Effets secondaires ou effet de loupe ?
On avait annoncé la mis en place d’un dispositif sans précédent de surveillance de la campagne nationale de vaccination. Et force est bien aujourd’hui de constater que ce dispositif fonctionne ; avec toutes les conséquences que l’on peut désormais imaginer sur la poursuite de la campagne. L’Agence française de sécurité sanitaire des produits de santé (Afssaps, bulletin n°2 du 13 novembre 2009, accessible en ligne, pdf gratuit) vient ainsi de publier son dernier bilan. Nous apprenons ainsi qu’entre le 21 octobre et le 10 novembre 2009, environ 100 000 doses du vaccin antigrippal administré sous la marque Pandremix. Cette vaccination a concerné les personnes volontaires membres des personnels de santé, médico-sociaux et de secours des établissements hospitaliers.
L’’Afssaps explique avoir eu connaissance de 91 signalements d’ « effets indésirables » adressés par les professionnels de santé. Cette agence prend soin de rappeler que tout événement indésirable observé après l’administration du vaccin peut être lié à une autre cause (comme certaines affections de la personne vaccinée…). « Par conséquent, l’analyse de la causalité nécessite d’avoir toutes les informations disponibles afin de permettre d’évaluer le rôle propre du vaccin lui-même » ajoute-t-elle.
Détaillons. La majorité des cas rapportés (91.0%) a été « d’intensité bénigne à modérée ». Toutefois quatre d’entre eux ont nécessité une hospitalisation. Les cinq cas restants jugés médicalement significatifs n’ont nécessité qu’une simple surveillance, et leur évolution a été rapidement favorable (3 cas de malaise associé à une augmentation de la pression sanguine, 1 cas de sensation vertigineuse et 1 cas de douleur intense au site d’injection)
Au total l’Afssaps a recensé 82 signalements d’effets indésirables « non graves », correspondant à un total de 230 réactions indésirables survenues dans les heures suivant la vaccination. Elles sont classées en trois groupes. Tout d’abord les
« réactions au site d’injection » (douleur, induration, œdème). Ensuite les « réactions allergiques » (érythème, urticaire général ou urticaire localisé). Enfin les « réactions générales » (fièvre, maux de tête, fatigue, syndrome grippal). Signalons encore un cas de conjonctivite bilatérale, un cas d’hématome au niveau de la cheville et un cas de saignement du nez, tous d’évolution favorable, ont été signalés. « L’imputabilité de ces cas au vaccin est douteuse » souligne l’Afssaps.

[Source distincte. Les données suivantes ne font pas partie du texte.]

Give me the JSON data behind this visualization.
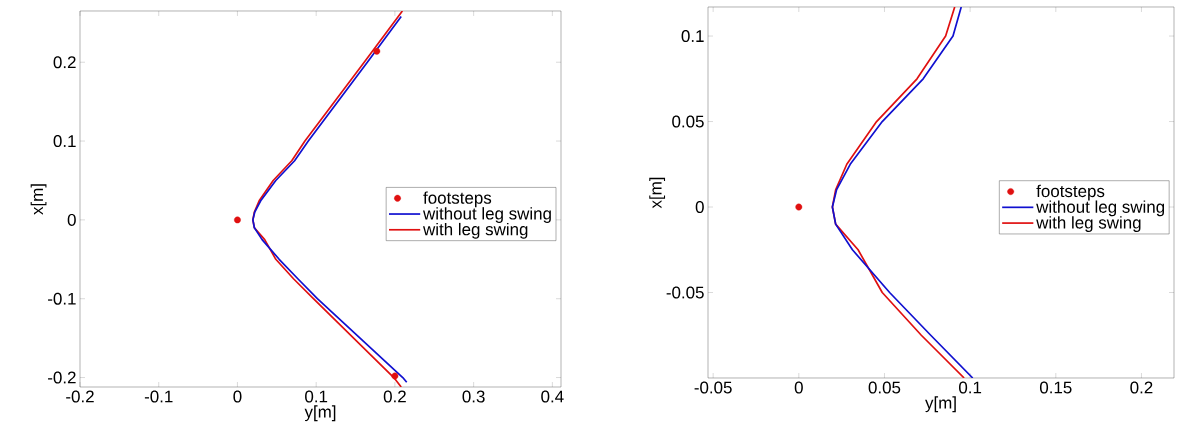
{
  "chart_data": [
    {
      "type": "line",
      "xlabel": "y[m]",
      "ylabel": "x[m]",
      "xlim": [
        -0.2,
        0.411
      ],
      "ylim": [
        -0.212,
        0.265
      ],
      "xticks": [
        -0.2,
        -0.1,
        0,
        0.1,
        0.2,
        0.3,
        0.4
      ],
      "yticks": [
        -0.2,
        -0.1,
        0,
        0.1,
        0.2
      ],
      "grid": false,
      "legend": "right",
      "series": [
        {
          "name": "footsteps",
          "type": "scatter",
          "marker": "circle",
          "color": "#e01010",
          "x": [
            0,
            0.177,
            0.2
          ],
          "values": [
            0,
            0.214,
            -0.198
          ]
        },
        {
          "name": "without leg swing",
          "color": "#1010d0",
          "x": [
            0.215,
            0.21,
            0.1015,
            0.077,
            0.053,
            0.0313,
            0.0215,
            0.0196,
            0.022,
            0.03,
            0.0487,
            0.0726,
            0.09,
            0.165,
            0.208
          ],
          "values": [
            -0.206,
            -0.2,
            -0.1,
            -0.075,
            -0.05,
            -0.025,
            -0.01,
            0,
            0.01,
            0.025,
            0.05,
            0.075,
            0.1,
            0.2,
            0.258
          ]
        },
        {
          "name": "with leg swing",
          "color": "#e01010",
          "x": [
            0.208,
            0.1986,
            0.0965,
            0.0715,
            0.0487,
            0.0346,
            0.0215,
            0.0196,
            0.0215,
            0.028,
            0.0454,
            0.069,
            0.0857,
            0.161,
            0.2095
          ],
          "values": [
            -0.212,
            -0.2,
            -0.1,
            -0.075,
            -0.05,
            -0.025,
            -0.01,
            0,
            0.01,
            0.025,
            0.05,
            0.075,
            0.1,
            0.2,
            0.265
          ]
        }
      ]
    },
    {
      "type": "line",
      "xlabel": "y[m]",
      "ylabel": "x[m]",
      "xlim": [
        -0.053,
        0.219
      ],
      "ylim": [
        -0.1,
        0.117
      ],
      "xticks": [
        -0.05,
        0,
        0.05,
        0.1,
        0.15,
        0.2
      ],
      "yticks": [
        -0.05,
        0,
        0.05,
        0.1
      ],
      "grid": false,
      "legend": "right",
      "series": [
        {
          "name": "footsteps",
          "type": "scatter",
          "marker": "circle",
          "color": "#e01010",
          "x": [
            0
          ],
          "values": [
            0
          ]
        },
        {
          "name": "without leg swing",
          "color": "#1010d0",
          "x": [
            0.1015,
            0.077,
            0.053,
            0.0313,
            0.0215,
            0.0196,
            0.022,
            0.03,
            0.0487,
            0.0726,
            0.09,
            0.0948
          ],
          "values": [
            -0.1,
            -0.075,
            -0.05,
            -0.025,
            -0.01,
            0,
            0.01,
            0.025,
            0.05,
            0.075,
            0.1,
            0.117
          ]
        },
        {
          "name": "with leg swing",
          "color": "#e01010",
          "x": [
            0.0965,
            0.0715,
            0.0487,
            0.0346,
            0.0215,
            0.0196,
            0.0215,
            0.028,
            0.0454,
            0.069,
            0.0857,
            0.091
          ],
          "values": [
            -0.1,
            -0.075,
            -0.05,
            -0.025,
            -0.01,
            0,
            0.01,
            0.025,
            0.05,
            0.075,
            0.1,
            0.117
          ]
        }
      ]
    }
  ]
}
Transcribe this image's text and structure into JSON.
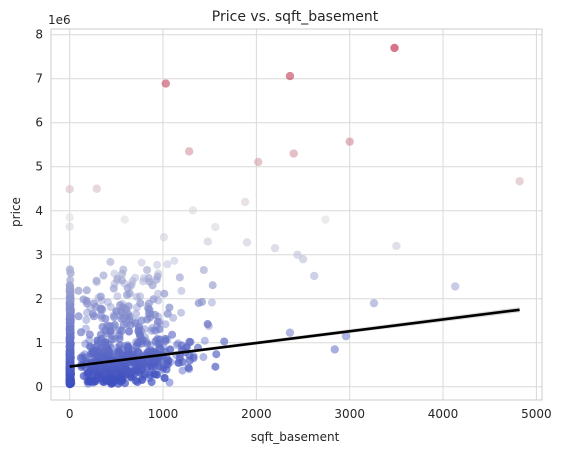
{
  "chart_data": {
    "type": "scatter",
    "title": "Price vs. sqft_basement",
    "xlabel": "sqft_basement",
    "ylabel": "price",
    "y_offset_label": "1e6",
    "xlim": [
      -200,
      5060
    ],
    "ylim": [
      -300000,
      8130000
    ],
    "x_ticks": [
      0,
      1000,
      2000,
      3000,
      4000,
      5000
    ],
    "y_ticks": [
      0,
      1000000,
      2000000,
      3000000,
      4000000,
      5000000,
      6000000,
      7000000,
      8000000
    ],
    "y_tick_labels": [
      "0",
      "1",
      "2",
      "3",
      "4",
      "5",
      "6",
      "7",
      "8"
    ],
    "grid": true,
    "colormap": "coolwarm",
    "color_low": "#3b4cc0",
    "color_mid": "#dddcdc",
    "color_high": "#b40426",
    "regression_line": {
      "x": [
        0,
        4820
      ],
      "y": [
        460000,
        1750000
      ],
      "color": "#000000"
    },
    "points": [
      {
        "x": 3480,
        "y": 7700000
      },
      {
        "x": 2360,
        "y": 7060000
      },
      {
        "x": 1030,
        "y": 6890000
      },
      {
        "x": 3000,
        "y": 5570000
      },
      {
        "x": 1280,
        "y": 5350000
      },
      {
        "x": 2400,
        "y": 5300000
      },
      {
        "x": 2020,
        "y": 5110000
      },
      {
        "x": 0,
        "y": 4490000
      },
      {
        "x": 290,
        "y": 4500000
      },
      {
        "x": 4820,
        "y": 4670000
      },
      {
        "x": 1880,
        "y": 4200000
      },
      {
        "x": 1320,
        "y": 4010000
      },
      {
        "x": 0,
        "y": 3850000
      },
      {
        "x": 590,
        "y": 3800000
      },
      {
        "x": 2740,
        "y": 3800000
      },
      {
        "x": 1560,
        "y": 3630000
      },
      {
        "x": 0,
        "y": 3640000
      },
      {
        "x": 1010,
        "y": 3400000
      },
      {
        "x": 3500,
        "y": 3200000
      },
      {
        "x": 2200,
        "y": 3150000
      },
      {
        "x": 2440,
        "y": 3000000
      },
      {
        "x": 1480,
        "y": 3300000
      },
      {
        "x": 1900,
        "y": 3280000
      },
      {
        "x": 4130,
        "y": 2280000
      },
      {
        "x": 3260,
        "y": 1900000
      },
      {
        "x": 2620,
        "y": 2520000
      },
      {
        "x": 2500,
        "y": 2900000
      },
      {
        "x": 2840,
        "y": 850000
      },
      {
        "x": 2960,
        "y": 1150000
      },
      {
        "x": 2360,
        "y": 1230000
      }
    ]
  }
}
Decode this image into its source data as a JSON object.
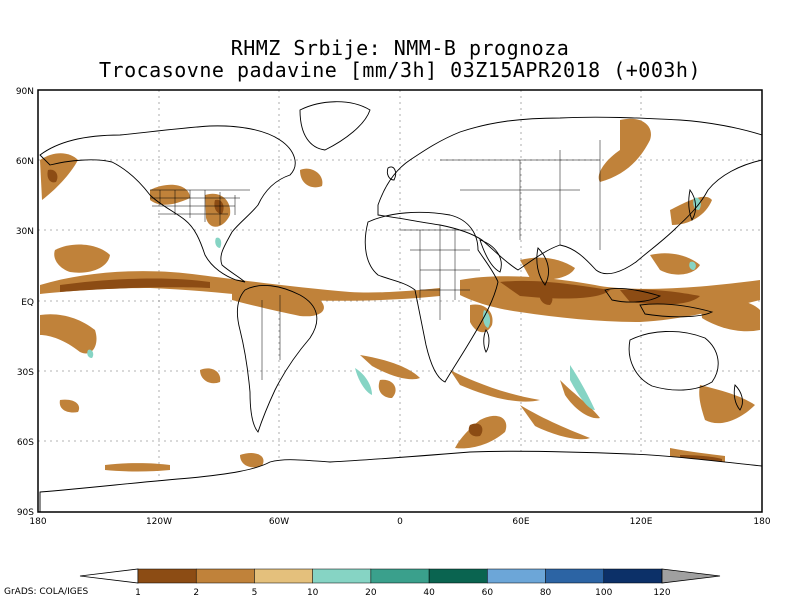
{
  "title": {
    "line1": "RHMZ Srbije: NMM-B prognoza",
    "line2": "Trocasovne padavine [mm/3h] 03Z15APR2018 (+003h)"
  },
  "axes": {
    "lat_labels": [
      "90N",
      "60N",
      "30N",
      "EQ",
      "30S",
      "60S",
      "90S"
    ],
    "lon_labels": [
      "180",
      "120W",
      "60W",
      "0",
      "60E",
      "120E",
      "180"
    ]
  },
  "colorbar": {
    "labels": [
      "1",
      "2",
      "5",
      "10",
      "20",
      "40",
      "60",
      "80",
      "100",
      "120"
    ],
    "colors": [
      "#8c4c14",
      "#c0823a",
      "#e4c07c",
      "#86d4c4",
      "#3aa08c",
      "#0a6450",
      "#6ca6d8",
      "#2c64a4",
      "#0c3068"
    ],
    "under_color": "#ffffff",
    "over_color": "#a0a0a0"
  },
  "credit": "GrADS: COLA/IGES"
}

Les quatre notifications d’effets « graves » 1 concernent : deux affections neurologiques, une réaction allergique et une affection respiratoire. Citons l’Afssaps.
Il s’agit :
. d’un homme de 34 ans avec des antécédents de troubles neurologiques à type de paresthésies notamment engourdissement des membres inférieurs ; douze années avant la vaccination par Pandemrix, a présenté des signes cliniques comparables trois jours après l’injection du vaccin. Les résultats préliminaires issus des examens neurologiques suggèrent une deuxième poussée de démyélinisation centrale. Cependant, les résultats des examens en cours sont nécessaires pour établir la cause. A l’heure actuelle, l’état du patient toujours hospitalisé s’améliore.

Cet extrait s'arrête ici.